The survey respondents harbored significant concerns about progression of early stage lung cancer. Approximately half of respondents thought there was at least a 10% chance of progression from stage I to stage II within 3 months, at least a 20% chance in 6 months and at least a 30% chance in 12 months. This rate has not been well defined, but existing data suggests it is likely much lower. A recent large database study of lung cancer found that a 2.5-month delay was associated with a 1.7% higher rate of upstaging to pII or greater compared with early surgery (18.3% vs. 16.6%) (9).
This study has limitations. The survey was sent to all members of the relevant specialty societies in Brazil and the response rate is comparable to what is usually achieved in an email survey (8). It’s very important to highlight that Brazil has a unique scenario regarding the SPN referral and management. It’s more often to a general practitioner, cardiologist or oncologist find a SPN than a pulmonologist. In addition, those patients are referred straight to the thoracic surgeon, bypassing the pulmonologist. Therefore, even with a low response rate from pulmonologist, we believe the responses of the survey represent the majority of physicians managing SPN in Brazil. Although we did not ensure that subgroups (regions, age cohorts etc.) were sufficiently represented, we believe that it provides a reasonable cross section of Brazilian physicians. The survey was designed as a compromise between being short enough to encourage broad participation and being detailed enough to fully understand the reason behind observations. For example, regarding thresholds for comfort with a particular management approach we did not ask separately whether the respondent was answering for patients in the public or private system (or both). We are not able to definitively answer whether availability of resources affects management attitudes. Finally, the responses are subjective and qualitative. However, the survey was designed as a preliminary assessment of variability and potential associations. The survey provides direction in how to structure a guideline in Brazil for management of SPN, even if it does not fully elucidate the reasons behind physicians’ current management strategies.

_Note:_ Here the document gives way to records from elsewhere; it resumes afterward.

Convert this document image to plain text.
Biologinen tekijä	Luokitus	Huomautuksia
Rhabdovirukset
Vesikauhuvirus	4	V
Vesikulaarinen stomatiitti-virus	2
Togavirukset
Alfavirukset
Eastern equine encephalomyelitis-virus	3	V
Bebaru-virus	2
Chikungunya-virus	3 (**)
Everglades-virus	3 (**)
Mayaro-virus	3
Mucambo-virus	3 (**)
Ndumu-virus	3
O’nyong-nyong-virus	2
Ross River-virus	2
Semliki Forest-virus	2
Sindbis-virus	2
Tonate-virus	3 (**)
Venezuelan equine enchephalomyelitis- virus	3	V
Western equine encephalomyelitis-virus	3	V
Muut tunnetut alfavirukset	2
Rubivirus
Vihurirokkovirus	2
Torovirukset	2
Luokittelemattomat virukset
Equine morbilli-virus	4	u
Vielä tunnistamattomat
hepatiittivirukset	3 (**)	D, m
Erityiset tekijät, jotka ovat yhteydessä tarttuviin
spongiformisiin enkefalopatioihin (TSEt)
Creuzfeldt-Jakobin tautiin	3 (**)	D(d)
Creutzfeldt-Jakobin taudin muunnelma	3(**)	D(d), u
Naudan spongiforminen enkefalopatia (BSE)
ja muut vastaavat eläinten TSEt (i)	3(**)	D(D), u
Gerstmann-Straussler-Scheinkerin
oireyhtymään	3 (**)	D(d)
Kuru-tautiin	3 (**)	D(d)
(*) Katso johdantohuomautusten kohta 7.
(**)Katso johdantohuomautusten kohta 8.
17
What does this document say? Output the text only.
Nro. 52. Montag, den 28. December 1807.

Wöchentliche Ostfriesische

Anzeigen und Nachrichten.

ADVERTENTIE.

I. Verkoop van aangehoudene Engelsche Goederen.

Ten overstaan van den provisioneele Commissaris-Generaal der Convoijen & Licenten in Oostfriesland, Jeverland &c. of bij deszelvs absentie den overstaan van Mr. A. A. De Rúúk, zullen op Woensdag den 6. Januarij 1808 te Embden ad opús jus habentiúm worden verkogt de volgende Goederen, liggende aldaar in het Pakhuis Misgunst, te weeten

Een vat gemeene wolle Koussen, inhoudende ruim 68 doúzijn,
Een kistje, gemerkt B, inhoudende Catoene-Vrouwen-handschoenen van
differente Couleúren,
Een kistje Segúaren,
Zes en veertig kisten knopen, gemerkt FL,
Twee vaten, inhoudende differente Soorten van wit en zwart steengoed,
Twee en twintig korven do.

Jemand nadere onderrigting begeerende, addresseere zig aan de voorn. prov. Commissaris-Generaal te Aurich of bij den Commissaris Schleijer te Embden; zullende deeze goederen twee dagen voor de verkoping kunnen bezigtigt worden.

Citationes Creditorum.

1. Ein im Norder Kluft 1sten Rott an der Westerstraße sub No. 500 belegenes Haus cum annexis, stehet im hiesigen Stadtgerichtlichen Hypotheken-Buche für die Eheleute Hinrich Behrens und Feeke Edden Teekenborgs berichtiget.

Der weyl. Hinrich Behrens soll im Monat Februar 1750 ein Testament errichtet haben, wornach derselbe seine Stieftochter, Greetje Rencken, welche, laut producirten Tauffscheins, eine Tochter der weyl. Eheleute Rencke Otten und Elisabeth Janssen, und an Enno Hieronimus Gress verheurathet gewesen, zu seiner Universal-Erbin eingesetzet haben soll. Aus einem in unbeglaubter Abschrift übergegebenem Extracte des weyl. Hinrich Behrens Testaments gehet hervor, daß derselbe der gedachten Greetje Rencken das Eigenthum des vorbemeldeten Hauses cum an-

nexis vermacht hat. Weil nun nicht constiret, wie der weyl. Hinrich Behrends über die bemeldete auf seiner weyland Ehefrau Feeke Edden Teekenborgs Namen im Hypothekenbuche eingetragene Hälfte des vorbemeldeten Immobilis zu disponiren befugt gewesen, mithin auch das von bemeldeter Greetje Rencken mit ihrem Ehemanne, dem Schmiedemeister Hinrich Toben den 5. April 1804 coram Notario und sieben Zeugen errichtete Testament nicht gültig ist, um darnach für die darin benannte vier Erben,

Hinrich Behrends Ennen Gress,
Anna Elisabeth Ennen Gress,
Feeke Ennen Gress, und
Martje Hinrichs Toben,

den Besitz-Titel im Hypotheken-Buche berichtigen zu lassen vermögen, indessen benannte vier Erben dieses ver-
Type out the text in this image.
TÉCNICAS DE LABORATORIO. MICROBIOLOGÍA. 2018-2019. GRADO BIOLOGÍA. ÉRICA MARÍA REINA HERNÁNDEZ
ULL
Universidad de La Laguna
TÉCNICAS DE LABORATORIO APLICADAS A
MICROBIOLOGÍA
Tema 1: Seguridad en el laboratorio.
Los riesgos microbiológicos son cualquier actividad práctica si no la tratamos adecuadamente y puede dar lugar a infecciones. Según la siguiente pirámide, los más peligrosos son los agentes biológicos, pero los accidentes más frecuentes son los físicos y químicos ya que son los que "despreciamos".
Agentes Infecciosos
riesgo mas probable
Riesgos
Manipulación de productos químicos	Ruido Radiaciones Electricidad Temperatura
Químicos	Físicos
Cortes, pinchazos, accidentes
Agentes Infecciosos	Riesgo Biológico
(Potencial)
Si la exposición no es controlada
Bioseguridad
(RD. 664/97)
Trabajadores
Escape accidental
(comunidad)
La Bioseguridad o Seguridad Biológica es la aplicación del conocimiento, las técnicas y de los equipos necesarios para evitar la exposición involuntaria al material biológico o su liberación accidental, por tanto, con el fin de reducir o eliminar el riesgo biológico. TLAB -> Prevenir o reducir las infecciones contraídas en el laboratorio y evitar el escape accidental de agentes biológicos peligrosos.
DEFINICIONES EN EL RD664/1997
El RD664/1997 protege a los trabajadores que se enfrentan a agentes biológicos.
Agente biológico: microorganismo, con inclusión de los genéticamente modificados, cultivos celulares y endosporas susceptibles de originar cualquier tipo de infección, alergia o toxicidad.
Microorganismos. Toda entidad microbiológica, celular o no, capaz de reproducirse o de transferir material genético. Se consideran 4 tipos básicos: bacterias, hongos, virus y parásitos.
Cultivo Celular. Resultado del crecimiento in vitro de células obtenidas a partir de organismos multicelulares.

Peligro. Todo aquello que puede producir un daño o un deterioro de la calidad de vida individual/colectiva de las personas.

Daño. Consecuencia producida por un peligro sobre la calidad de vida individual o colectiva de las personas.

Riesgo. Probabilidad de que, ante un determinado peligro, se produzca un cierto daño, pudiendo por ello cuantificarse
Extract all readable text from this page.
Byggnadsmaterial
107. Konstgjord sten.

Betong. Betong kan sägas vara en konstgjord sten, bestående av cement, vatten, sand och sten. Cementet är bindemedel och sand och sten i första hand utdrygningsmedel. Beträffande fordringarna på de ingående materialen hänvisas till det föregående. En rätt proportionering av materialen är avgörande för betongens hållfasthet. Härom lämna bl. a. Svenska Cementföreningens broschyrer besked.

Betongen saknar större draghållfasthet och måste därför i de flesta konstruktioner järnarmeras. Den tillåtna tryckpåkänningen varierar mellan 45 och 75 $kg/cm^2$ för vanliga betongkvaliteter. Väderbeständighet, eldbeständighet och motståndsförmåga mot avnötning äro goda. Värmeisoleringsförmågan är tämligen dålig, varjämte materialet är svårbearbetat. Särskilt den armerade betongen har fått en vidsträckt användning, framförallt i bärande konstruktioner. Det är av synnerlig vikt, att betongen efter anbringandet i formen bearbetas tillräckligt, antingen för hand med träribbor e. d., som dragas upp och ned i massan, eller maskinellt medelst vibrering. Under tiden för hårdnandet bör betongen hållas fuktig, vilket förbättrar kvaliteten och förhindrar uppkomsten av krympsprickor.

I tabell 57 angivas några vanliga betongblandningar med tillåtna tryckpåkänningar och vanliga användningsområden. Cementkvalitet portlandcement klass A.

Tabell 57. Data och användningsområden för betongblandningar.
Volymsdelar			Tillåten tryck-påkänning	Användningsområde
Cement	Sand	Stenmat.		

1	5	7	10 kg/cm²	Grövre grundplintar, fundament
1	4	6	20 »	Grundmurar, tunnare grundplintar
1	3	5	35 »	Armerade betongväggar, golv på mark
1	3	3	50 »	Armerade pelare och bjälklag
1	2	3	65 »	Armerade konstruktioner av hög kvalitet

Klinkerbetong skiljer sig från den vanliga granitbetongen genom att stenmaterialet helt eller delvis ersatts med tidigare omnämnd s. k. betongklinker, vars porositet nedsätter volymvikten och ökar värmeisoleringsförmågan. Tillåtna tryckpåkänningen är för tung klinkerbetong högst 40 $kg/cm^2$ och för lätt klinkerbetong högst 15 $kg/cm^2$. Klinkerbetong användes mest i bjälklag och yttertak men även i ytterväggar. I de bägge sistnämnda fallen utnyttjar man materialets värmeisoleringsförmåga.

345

There is variability in the access of tests and procedures to manage SPN in Brazil, reflecting at least in part differences in the healthcare systems (public and private) and location (city size). There is also variability in attitudes toward how to manage SPN. The existing beliefs do not mirror the available evidence and management strategies do not match available US or UK guidelines. However, the etiology of SPN in Brazil may be different than in other parts of the world, and the access to some tests and procedures limits the applicability of external guidelines. This underscores the need to thoughtfully assess the evidence pertaining to SPN in Brazil, and to develop a Brazil-specific guideline to help physicians manage these patients in an evidence-based yet realistic and feasible manner that is applicable to their particular setting.
The authors would like to thank Brazilian Society of Thoracic Surgery (SBCT), Brazilian Thoracic Society (SBPT), Brazilian College of Radiology (CBR) and Leticia Leone Lauricella.
Conflicts of Interest: The authors have no conflicts of interest to declare.
Ethical Statement: The study was approved by University of Sao Paulo Ethics Committee by the ID CAAE:59712616.7.0000.0065.